The State Memorial service for former prime minister Bob Hawke at the Sydney Opera House. Photo: AAP

“Australians, all let us rejoice for the life of Robert James Lee Hawke,” the prime minister told the crowd.

“Father, husband, son, friend, grandfather, colleague, passionate Australian. The 23rd Prime Minister of Australia.

“We thank Bob Hawke for loving Australia and loving Australians with every fibre of his being, with every measure of his enormous enthusiasm, with every laugh, every tribute, every tear and every moment of his great devotion.”

Mr Albanese described Mr Hawke as a “giant”.

“Bob Hawke was not towering physically but somehow he seemed bigger than all of us,” the Labor leader said.

The Prime Minister who was one of us

“He was Australia amplified but he almost wasn’t part of our lives at all,” noting his brush with death while on a motorbike ride in 1947.

Ahead of the service, Mr Hawke’s son Stephen said while there were many public memories of his father, to him he was simply “my dad”.

“It’s really not much more complicated than that – he was me old man,” he told ABC television.

“He wasn’t the perfect father but he was very much a loving father and was loved in return by all of us.”

Popular impersonator Max Gillies said Mr Hawke had a good sense of humour and probably considered the Opera House his own.

“The last time I remember him being here he stepped off a barge, silver suit … I think he thought this was his place,” he told AAP.

“He didn’t stand on ceremony but he wasn’t averse to ceremony.”

Mr Hawke launched a number of his campaigns at the Sydney Opera House, including his successful 1983 election bid.

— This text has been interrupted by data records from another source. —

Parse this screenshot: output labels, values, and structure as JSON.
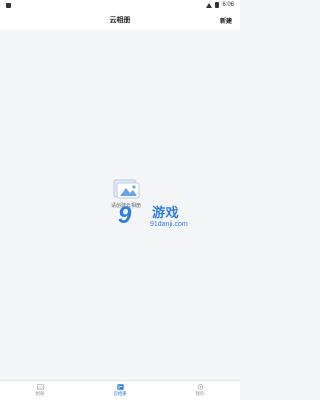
{
  "status_bar": {
    "left_icon": "notification-icon",
    "time": "6:06",
    "wifi_icon": "wifi-icon",
    "battery_icon": "battery-icon"
  },
  "header": {
    "title": "云相册",
    "action_label": "新建"
  },
  "empty_state": {
    "text": "请创建云相册",
    "icon": "photo-album-icon"
  },
  "watermark": {
    "logo_mark": "9",
    "text_cn": "游戏",
    "url": "91danji.com"
  },
  "tabs": [
    {
      "label": "相册",
      "icon": "photo-icon",
      "active": false
    },
    {
      "label": "云相册",
      "icon": "cloud-album-icon",
      "active": true
    },
    {
      "label": "我的",
      "icon": "profile-icon",
      "active": false
    }
  ],
  "colors": {
    "accent": "#2f7de1",
    "background": "#f4f5f7",
    "bar": "#ffffff"
  }
}
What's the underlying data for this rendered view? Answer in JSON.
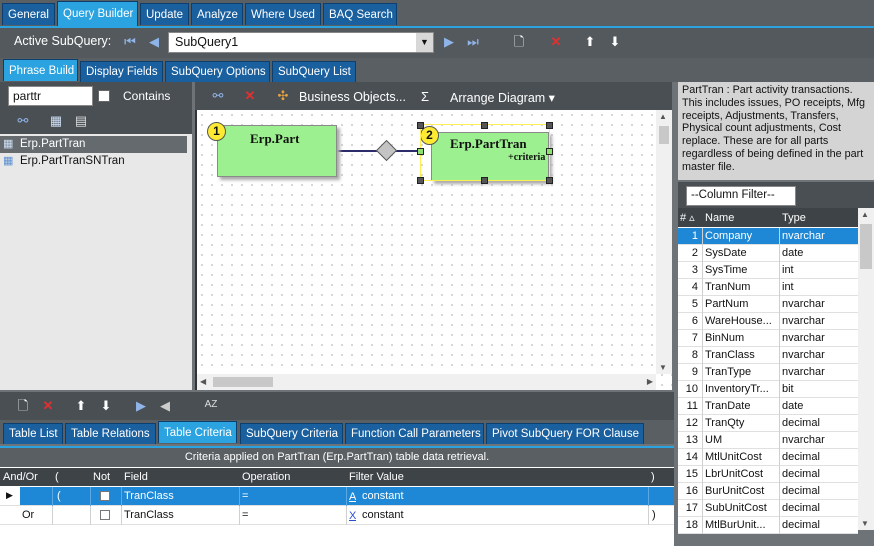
{
  "top_tabs": [
    "General",
    "Query Builder",
    "Update",
    "Analyze",
    "Where Used",
    "BAQ Search"
  ],
  "active_subquery": {
    "label": "Active SubQuery:",
    "value": "SubQuery1"
  },
  "sub_tabs": [
    "Phrase Build",
    "Display Fields",
    "SubQuery Options",
    "SubQuery List"
  ],
  "left": {
    "search_value": "parttr",
    "contains_label": "Contains",
    "tables": [
      "Erp.PartTran",
      "Erp.PartTranSNTran"
    ]
  },
  "diagram_toolbar": {
    "business_objects": "Business Objects...",
    "sigma": "Σ",
    "arrange": "Arrange Diagram"
  },
  "diagram": {
    "node1": {
      "num": "1",
      "title": "Erp.Part"
    },
    "node2": {
      "num": "2",
      "title": "Erp.PartTran",
      "sub": "+criteria"
    }
  },
  "description": "PartTran : Part activity transactions. This includes issues, PO receipts, Mfg receipts, Adjustments, Transfers, Physical count    adjustments, Cost replace. These are for all parts regardless of being defined in the part master file.",
  "column_filter": "--Column Filter--",
  "columns_header": {
    "num": "#",
    "name": "Name",
    "type": "Type"
  },
  "columns": [
    {
      "n": "1",
      "name": "Company",
      "type": "nvarchar"
    },
    {
      "n": "2",
      "name": "SysDate",
      "type": "date"
    },
    {
      "n": "3",
      "name": "SysTime",
      "type": "int"
    },
    {
      "n": "4",
      "name": "TranNum",
      "type": "int"
    },
    {
      "n": "5",
      "name": "PartNum",
      "type": "nvarchar"
    },
    {
      "n": "6",
      "name": "WareHouse...",
      "type": "nvarchar"
    },
    {
      "n": "7",
      "name": "BinNum",
      "type": "nvarchar"
    },
    {
      "n": "8",
      "name": "TranClass",
      "type": "nvarchar"
    },
    {
      "n": "9",
      "name": "TranType",
      "type": "nvarchar"
    },
    {
      "n": "10",
      "name": "InventoryTr...",
      "type": "bit"
    },
    {
      "n": "11",
      "name": "TranDate",
      "type": "date"
    },
    {
      "n": "12",
      "name": "TranQty",
      "type": "decimal"
    },
    {
      "n": "13",
      "name": "UM",
      "type": "nvarchar"
    },
    {
      "n": "14",
      "name": "MtlUnitCost",
      "type": "decimal"
    },
    {
      "n": "15",
      "name": "LbrUnitCost",
      "type": "decimal"
    },
    {
      "n": "16",
      "name": "BurUnitCost",
      "type": "decimal"
    },
    {
      "n": "17",
      "name": "SubUnitCost",
      "type": "decimal"
    },
    {
      "n": "18",
      "name": "MtlBurUnit...",
      "type": "decimal"
    }
  ],
  "bottom_tabs": [
    "Table List",
    "Table Relations",
    "Table Criteria",
    "SubQuery Criteria",
    "Function Call Parameters",
    "Pivot SubQuery FOR Clause"
  ],
  "criteria_caption": "Criteria applied on PartTran (Erp.PartTran)  table data retrieval.",
  "criteria_header": {
    "andor": "And/Or",
    "paren_open": "(",
    "not": "Not",
    "field": "Field",
    "operation": "Operation",
    "filter": "Filter Value",
    "paren_close": ")"
  },
  "criteria_rows": [
    {
      "andor": "",
      "paren_open": "(",
      "field": "TranClass",
      "operation": "=",
      "filter_icon": "A",
      "filter": "constant",
      "paren_close": ""
    },
    {
      "andor": "Or",
      "paren_open": "",
      "field": "TranClass",
      "operation": "=",
      "filter_icon": "X",
      "filter": "constant",
      "paren_close": ")"
    }
  ]
}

Free tickets to the service were snapped up within 25 minutes.

Mr Hawke made the Guinness Book of Records for downing a yard glass while a Rhodes Scholar at Oxford, and in his later years indulged fans at the cricket by knocking back drinks.

But he gave up alcohol after entering politics and proudly boasted he “didn’t touch a drop” while in federal parliament.

The former ACTU leader rose through union and Labor ranks and won the ALP four elections, with his late first wife Hazel by his side. He was prime minister from 1983 to 1991.

In 1991, his treasurer Paul Keating replaced him as leader, his marriage hit the rocks, and eventually he and Hazel divorced. He married his biographer Blanche d’Alpuget in 1995.

A private family funeral was held some weeks ago.